Just how exciting can a museum of straw hats really be? As it turns out, much more than you might expect. This tiny museum is not just an exhibition about making straw hats with a few samples on display. Rather, it offers a glimpse into the glory days of the Slovenian town of Domžale.
Domžale was once a thriving textile hub, known far and wide for its straw hat production. And this was no small industry: Before the Second World War, it was customary in the West to wear hats when outdoors, and straw hats were preferred in hot weather or while working.
The town began as a tiny village with access to fields of wheat, the straw from which was used to produce hats and baskets and other dry goods. The straw was set aside and dried. In foul weather or winter months, local families would braid the straw together into usable threads, called butarice, which could then be sewn in the hats. These woven braids were either used at home to prepare finished products, or were sold to factories.

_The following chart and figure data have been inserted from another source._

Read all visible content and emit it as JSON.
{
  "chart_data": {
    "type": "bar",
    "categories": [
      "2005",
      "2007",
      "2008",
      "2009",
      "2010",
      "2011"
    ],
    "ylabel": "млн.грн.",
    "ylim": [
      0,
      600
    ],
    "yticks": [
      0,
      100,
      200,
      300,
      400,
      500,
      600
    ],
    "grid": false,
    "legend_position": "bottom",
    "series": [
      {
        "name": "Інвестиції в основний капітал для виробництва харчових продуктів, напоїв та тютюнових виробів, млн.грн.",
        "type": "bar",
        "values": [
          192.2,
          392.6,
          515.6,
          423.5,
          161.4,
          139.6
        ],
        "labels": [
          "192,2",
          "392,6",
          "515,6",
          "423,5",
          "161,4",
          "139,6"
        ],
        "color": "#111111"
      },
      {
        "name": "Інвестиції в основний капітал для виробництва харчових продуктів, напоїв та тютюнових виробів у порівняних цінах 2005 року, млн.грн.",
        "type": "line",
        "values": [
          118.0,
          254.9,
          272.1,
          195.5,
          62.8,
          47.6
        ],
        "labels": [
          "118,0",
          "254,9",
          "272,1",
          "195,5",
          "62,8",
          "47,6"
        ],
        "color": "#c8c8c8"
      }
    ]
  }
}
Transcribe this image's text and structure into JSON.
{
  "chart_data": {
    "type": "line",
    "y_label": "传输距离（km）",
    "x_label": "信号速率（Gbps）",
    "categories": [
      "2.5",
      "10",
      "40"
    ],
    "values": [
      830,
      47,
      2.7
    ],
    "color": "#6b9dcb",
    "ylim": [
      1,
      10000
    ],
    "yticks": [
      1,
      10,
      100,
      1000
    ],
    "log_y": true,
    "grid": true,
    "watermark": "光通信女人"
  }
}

In the late 19th century, some of the wealthier Hapsburg mercantile families, mostly of Austrian or German descent, moved to Domžale and found wives there, then set up factories for making straw hats. Around 1900, there were 25 straw hat factories of varying size in tiny Domžale, with around 1,000 people employed. The town population rose from around 1,200 in the mid-1800s to over 2,100 by 1920, and those factories produced around one million straw hats a year.
Subsidiary factories opened in Vienna, Budapest, Bucharest, Prague, Florence, and as far away as New York. In fact, 390 residents of Domžale moved to the United States, headhunted because of their expertise in straw hat making. Many of the best straw hat makers were women, and the museum displays photos of Domžale ladies teaching a factory full of Americans how to sew butarice.
The last Domžale factory, Univerzale, closed down in 2003, after 130 years in business. Now, straw hat making is just a boutique art form practiced by a few enthusiastic locals, a reminder that sometimes the smallest of towns can have a big impact on history.
Know Before You Go
Open Tuesday through Saturday. Entrance is free. The museum also hosts events and a Straw Hat Fair each June.